The central purpose of the Master Settlement Agreement (MSA) was to end the deceptive advertising and unfair marketing of tobacco products that induces healthy people to start smoking and, in particular, targets vulnerable, young people. By ending these practices, funding public education like the “Truth Campaign”, and increasing prevention and cessation efforts, the MSA sought dramatically to reduce smoking. Nationwide and in Pennsylvania, the volume of cigarettes smoked declined by 44 percent from 1998 to 2016, while the number of individuals smoking nationwide declined by more than 36 percent from 1998 – 2016.
Attorney General Shapiro’s decision to settle this issue was praised by the legislative leaders of both parties.
“This settlement will bring hundreds of millions of dollars to benefit Pennsylvania residents and support critical programs,” said Pennsylvania House Speaker Mike Turzai (R-Allegheny). “Thank you to Attorney General Josh Shapiro and his office for fighting for the settlement.”
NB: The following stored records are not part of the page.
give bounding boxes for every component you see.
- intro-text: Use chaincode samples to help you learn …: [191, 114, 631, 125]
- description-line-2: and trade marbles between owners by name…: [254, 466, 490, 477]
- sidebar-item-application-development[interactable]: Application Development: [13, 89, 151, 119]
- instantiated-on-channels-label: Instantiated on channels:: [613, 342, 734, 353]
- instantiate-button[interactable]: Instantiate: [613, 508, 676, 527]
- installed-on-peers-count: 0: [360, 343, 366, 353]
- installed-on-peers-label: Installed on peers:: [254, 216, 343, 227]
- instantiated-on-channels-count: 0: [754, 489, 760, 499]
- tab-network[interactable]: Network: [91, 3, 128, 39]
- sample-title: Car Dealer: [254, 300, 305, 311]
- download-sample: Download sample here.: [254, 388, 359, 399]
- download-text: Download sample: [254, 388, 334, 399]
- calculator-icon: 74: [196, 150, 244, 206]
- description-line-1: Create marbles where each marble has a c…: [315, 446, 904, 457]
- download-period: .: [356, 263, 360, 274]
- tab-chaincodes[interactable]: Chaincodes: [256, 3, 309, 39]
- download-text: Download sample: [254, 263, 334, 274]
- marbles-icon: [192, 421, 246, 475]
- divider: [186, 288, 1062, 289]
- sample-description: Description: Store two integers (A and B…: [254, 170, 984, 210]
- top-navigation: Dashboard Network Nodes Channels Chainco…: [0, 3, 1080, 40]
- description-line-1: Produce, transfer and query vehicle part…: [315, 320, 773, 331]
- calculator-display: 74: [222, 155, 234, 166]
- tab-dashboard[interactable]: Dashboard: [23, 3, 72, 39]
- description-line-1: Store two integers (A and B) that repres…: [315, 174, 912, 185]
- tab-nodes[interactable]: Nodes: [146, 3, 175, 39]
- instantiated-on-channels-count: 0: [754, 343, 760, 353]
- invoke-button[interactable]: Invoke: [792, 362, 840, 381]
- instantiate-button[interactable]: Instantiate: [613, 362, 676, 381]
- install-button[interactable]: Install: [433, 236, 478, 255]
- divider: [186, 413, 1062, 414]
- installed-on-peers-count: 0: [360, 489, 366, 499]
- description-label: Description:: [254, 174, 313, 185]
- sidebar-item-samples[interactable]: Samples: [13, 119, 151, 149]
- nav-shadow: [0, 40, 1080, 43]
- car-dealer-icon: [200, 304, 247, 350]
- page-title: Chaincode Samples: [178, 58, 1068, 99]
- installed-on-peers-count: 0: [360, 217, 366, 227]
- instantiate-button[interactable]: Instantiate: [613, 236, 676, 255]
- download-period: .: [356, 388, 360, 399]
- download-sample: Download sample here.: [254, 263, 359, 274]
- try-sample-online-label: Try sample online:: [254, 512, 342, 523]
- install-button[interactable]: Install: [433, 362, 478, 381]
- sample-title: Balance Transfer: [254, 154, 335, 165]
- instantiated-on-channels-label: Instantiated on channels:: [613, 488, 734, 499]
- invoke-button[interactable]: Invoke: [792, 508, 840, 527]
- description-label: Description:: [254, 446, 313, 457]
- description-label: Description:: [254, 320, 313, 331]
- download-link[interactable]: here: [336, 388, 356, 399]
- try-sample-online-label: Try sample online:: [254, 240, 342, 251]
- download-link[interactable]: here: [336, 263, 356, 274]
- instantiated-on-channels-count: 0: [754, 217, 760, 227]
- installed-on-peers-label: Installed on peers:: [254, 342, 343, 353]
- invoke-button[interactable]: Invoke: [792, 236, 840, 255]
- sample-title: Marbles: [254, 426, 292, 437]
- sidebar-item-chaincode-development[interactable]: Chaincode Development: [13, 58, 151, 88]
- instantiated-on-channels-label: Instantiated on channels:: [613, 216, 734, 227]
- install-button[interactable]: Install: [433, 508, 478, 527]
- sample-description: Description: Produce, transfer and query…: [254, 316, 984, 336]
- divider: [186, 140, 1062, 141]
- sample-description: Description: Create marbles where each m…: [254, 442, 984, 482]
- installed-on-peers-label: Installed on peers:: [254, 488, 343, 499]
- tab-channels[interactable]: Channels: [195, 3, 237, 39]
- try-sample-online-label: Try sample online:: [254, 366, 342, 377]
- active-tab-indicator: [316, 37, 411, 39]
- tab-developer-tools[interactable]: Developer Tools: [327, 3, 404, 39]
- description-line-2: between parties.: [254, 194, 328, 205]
“This settlement is a fair agreement for all sides. It will provide a significant influx of money to the general fund, while also saving Pennsylvania taxpayers millions of dollars in legal costs,” said Senate President Pro Tempore Joe Scarnati (R-Clinton). “The Attorney General has provided sound leadership for this legal dispute, and I am pleased that we have reached a positive outcome for our Commonwealth.”
“Ongoing efforts to enforce the state’s laws that prohibit the sale of tobacco products to minors are an important part in protecting our children from these harmful and addictive products,” said Senate Majority Leader Jake Corman (R-Centre). “I applaud Attorney General Shapiro for working to put Pennsylvania in a position to receive more money than anticipated, which directly translates into additional money to use in protecting and educating our neighbors.”
“The Master Settlement Agreement has led to a significant decrease in smoking rates in both adults and youth in our Commonwealth,” said Senate Democratic Leader Jay Costa (D-Allegheny). “I commend Attorney General Josh Shapiro for resolving this settlement after years of stalled efforts.”
“This is great news and a big victory for Pennsylvania. The Attorney General fought hard to ensure Pennsylvania got its fair share of the tobacco monies and surpassed even his own expectations,” said House Majority Leader, Rep. Dave Reed (R-Indiana).
“This news could not come at a better time. I commend Attorney General Shapiro for working out a beneficial outcome for Pennsylvania’s working families. This additional money will help us to meet a variety of needs in the state, thanks to the Attorney General’s leadership,” said House Minority Leader Frank Dermody (D-Allegheny).